Contents of your meal kit:
black eyed peas
brown rice
holy trinity mix (onion, pepper, celery)
cajun spice mix
rainbow chard (leaves & stems)
garlic
honey & vinegar mix
Equipment needed: medium nonstick skillet, large skillet
Finishing steps:
- There are a few things that need to be quickly prepped before you get started: (1) rinse and drain the black-eyed peas; (2) slice garlic as thinly as possible; (3) cut or tear the rainbow chard leaves into 2 inch pieces.
- Heat the nonstick skillet over med-high heat, add enough oil to coat the bottom of the pan. When pan is heated, add the holy trinity mix and cook until softened and slightly golden. About 5 minutes.
- Add spice mix to the pan and stir to coat vegetables. Toss in the black-eyed peas and rice. Reduce heat to low, and cook until heated through. Stir occasionally. Season with salt to taste. Keep warm.

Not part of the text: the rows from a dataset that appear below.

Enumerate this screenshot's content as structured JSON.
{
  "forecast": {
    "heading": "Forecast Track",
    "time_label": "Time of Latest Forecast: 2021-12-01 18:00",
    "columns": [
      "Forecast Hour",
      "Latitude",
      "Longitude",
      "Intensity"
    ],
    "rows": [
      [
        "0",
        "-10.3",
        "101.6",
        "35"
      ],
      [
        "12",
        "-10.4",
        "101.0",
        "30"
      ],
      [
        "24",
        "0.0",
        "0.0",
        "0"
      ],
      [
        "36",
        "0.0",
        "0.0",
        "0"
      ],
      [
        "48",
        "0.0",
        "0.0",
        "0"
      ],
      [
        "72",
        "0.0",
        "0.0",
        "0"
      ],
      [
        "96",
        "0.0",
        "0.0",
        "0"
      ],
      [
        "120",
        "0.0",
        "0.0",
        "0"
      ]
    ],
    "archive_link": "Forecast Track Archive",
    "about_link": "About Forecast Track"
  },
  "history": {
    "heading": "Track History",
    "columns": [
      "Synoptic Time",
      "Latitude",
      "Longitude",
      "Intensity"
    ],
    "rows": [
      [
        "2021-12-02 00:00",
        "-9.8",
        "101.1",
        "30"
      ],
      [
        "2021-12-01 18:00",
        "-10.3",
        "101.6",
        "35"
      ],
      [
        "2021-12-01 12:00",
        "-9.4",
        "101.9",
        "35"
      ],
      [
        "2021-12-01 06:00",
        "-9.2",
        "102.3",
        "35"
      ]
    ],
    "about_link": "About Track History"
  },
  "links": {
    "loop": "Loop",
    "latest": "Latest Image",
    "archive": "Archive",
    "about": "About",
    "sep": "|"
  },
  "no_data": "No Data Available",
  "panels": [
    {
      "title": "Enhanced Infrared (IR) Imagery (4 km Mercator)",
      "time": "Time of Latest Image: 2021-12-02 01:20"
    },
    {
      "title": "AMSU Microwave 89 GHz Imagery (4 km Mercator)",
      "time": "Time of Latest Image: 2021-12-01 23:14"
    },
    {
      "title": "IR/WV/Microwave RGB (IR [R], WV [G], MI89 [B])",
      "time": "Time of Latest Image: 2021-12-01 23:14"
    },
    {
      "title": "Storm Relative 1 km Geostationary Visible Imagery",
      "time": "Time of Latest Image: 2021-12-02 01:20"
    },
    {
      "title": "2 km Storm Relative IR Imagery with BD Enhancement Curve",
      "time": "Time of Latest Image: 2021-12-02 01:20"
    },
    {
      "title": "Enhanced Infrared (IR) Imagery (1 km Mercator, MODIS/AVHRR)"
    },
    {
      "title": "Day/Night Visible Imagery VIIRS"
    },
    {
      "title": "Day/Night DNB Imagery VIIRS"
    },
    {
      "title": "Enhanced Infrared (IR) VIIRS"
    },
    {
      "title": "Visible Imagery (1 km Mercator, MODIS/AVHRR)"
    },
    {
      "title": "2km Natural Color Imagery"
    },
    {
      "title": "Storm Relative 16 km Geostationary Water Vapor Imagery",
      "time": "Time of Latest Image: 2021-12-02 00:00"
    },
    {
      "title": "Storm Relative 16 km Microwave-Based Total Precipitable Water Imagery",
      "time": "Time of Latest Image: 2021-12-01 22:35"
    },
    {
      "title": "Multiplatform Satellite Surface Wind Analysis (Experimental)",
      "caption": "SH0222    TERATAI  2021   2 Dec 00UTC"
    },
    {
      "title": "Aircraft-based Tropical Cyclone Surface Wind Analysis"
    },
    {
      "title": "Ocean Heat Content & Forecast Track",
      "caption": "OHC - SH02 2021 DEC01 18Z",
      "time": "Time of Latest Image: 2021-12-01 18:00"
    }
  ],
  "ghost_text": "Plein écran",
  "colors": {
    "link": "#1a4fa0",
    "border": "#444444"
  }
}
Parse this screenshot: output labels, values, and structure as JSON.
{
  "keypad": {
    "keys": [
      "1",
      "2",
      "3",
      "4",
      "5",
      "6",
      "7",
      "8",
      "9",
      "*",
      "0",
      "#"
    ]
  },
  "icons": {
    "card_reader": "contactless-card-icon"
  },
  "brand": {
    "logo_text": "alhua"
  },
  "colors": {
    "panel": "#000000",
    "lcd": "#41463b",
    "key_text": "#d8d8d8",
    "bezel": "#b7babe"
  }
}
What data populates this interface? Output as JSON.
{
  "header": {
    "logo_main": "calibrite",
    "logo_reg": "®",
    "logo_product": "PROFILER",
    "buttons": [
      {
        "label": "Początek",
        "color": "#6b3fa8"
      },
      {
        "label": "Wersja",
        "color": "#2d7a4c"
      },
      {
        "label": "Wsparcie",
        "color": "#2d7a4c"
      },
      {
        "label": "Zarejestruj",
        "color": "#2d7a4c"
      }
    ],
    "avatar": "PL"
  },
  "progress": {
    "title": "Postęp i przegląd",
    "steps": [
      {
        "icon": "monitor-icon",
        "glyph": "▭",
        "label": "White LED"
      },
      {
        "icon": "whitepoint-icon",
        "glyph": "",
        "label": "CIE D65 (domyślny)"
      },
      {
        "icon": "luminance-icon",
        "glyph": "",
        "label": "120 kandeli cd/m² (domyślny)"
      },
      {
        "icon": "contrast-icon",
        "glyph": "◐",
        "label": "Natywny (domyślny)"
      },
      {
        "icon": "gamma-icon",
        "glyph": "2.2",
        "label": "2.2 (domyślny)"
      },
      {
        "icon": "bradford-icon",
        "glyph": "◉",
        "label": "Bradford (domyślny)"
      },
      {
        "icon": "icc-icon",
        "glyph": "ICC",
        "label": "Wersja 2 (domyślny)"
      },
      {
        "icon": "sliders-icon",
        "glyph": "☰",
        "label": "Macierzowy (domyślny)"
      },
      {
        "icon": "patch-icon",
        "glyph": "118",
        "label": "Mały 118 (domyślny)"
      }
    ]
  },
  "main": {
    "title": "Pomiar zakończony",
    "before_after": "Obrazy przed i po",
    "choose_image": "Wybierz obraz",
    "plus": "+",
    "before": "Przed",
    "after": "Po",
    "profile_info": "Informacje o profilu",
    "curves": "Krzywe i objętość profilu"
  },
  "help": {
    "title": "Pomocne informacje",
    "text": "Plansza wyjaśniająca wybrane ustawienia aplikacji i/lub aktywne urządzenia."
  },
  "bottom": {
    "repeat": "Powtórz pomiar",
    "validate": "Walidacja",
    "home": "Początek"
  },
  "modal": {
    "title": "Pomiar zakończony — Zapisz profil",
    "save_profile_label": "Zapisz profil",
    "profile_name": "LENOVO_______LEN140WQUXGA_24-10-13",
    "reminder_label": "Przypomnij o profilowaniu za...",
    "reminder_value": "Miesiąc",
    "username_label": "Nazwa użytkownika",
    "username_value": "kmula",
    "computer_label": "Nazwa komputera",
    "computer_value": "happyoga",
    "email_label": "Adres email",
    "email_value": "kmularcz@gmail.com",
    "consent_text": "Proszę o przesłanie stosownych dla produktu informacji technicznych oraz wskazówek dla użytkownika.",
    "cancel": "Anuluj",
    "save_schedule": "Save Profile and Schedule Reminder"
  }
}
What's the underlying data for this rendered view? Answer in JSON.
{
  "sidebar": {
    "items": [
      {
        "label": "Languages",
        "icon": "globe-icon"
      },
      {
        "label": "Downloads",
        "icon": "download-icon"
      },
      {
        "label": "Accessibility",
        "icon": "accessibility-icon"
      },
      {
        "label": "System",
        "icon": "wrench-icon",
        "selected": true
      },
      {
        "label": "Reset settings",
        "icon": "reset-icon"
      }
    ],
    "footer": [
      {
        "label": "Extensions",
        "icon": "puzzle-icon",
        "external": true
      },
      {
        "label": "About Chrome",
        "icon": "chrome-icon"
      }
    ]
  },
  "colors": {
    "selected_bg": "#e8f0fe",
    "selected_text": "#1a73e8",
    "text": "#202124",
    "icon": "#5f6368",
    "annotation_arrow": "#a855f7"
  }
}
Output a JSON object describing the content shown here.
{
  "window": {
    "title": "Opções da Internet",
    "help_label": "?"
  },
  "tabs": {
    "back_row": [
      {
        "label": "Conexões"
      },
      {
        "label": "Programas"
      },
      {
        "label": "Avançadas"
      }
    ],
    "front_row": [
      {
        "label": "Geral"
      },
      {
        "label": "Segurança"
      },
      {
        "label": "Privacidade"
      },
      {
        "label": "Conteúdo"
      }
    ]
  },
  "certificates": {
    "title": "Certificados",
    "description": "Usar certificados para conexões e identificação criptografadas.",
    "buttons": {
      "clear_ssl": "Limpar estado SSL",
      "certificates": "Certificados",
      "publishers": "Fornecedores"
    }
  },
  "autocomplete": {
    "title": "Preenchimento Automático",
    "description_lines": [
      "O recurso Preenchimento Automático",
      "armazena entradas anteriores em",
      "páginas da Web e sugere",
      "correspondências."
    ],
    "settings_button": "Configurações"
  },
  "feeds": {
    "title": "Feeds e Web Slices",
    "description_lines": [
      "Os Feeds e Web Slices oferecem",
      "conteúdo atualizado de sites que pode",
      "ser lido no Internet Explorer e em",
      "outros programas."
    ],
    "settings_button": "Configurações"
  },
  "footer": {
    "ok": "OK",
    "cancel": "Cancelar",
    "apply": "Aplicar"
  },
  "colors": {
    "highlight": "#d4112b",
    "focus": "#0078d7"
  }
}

- Heat a small amount of oil in a second large skillet over med-high heat. When oil is hot, add rainbow chard stems and cook 5 minutes or until softened. Add sliced garlic and rainbow chard leaves, cooking quickly until leaves begin to soften. Add the honey and vinegar, cooking another 30 seconds. Season with salt & pepper.
- Serve the Hoppin’ John alongside the greens, or on top of them.
Notes
Hoppin’ John is a traditional southern dish, often eaten on New Years day to bring good luck.